Food reserves are now at 30-40 year lows, depending on who you listen to. Rising emerging market standards of living are consuming more and better food, with Chinese pork demand rising 45% from 1993 to 2005. The problem is that meat is an incredibly inefficient calorie transmission mechanism. To produce one pound of beef, you need 16 pounds of grain and over 2,000 gallons of water. I won't even mention the strain the politically inspired ethanol and biofuel programs have placed on the food supply.

It is possible that genetic engineering, sustainable farming, and smart irrigation could lead to a second green revolution, but the burden is on scientists to deliver.

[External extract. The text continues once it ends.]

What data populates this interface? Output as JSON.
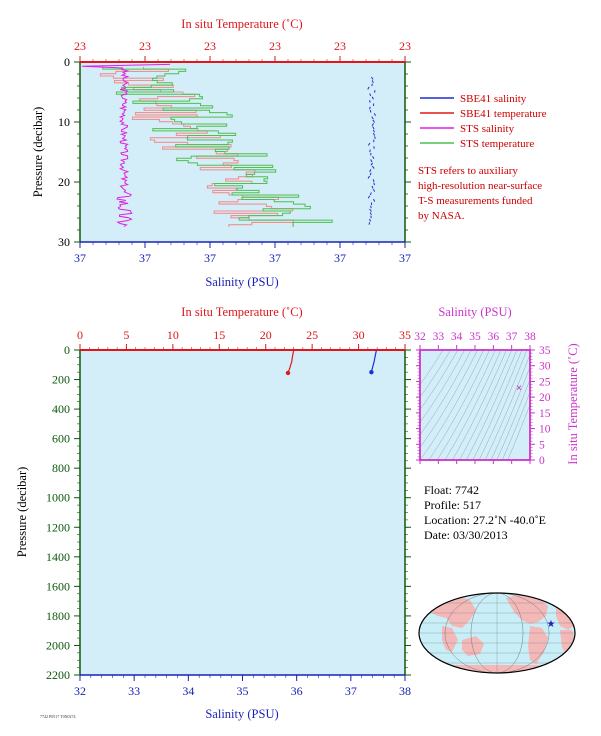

The amount of arable land per person has fallen precipitously since 1960, from 1.1 acres to 0.6 acres, and that could halve again by 2050. Water is about to become even more scarce than land. Productivity gains from new seed types are hitting a wall.

China, especially, is in a pickle because it has 20% of the world's population, but only 7% of the arable land. It has committed $5 billion to agricultural land in Africa. There are now thought to be over one million Chinese agricultural workers on the Dark Continent. Similarly, South Korea has leased half the arable land in Madagascar to insure their own food supplies.

An impending global famine has not escaped the notice of major hedge funds. George Soros has snatched up 650,000 acres of land in Argentina and Brazil on the cheap, an area half the size of Rhode Island, Others are getting into the game, quietly building portfolios of farms in the Midwest and the South.

The net of all of this is that food prices are going up, a lot. While prices are certainly overheated at the moment, you should use any decent pull back to build core long positions in corn, wheat, and soybeans, as well as in the second derivative plays like Agrium (AGU), Potash (POT) and Monsanto (MON). You might also look at the PowerShares Multi Sector Agricultural ETF (DBA).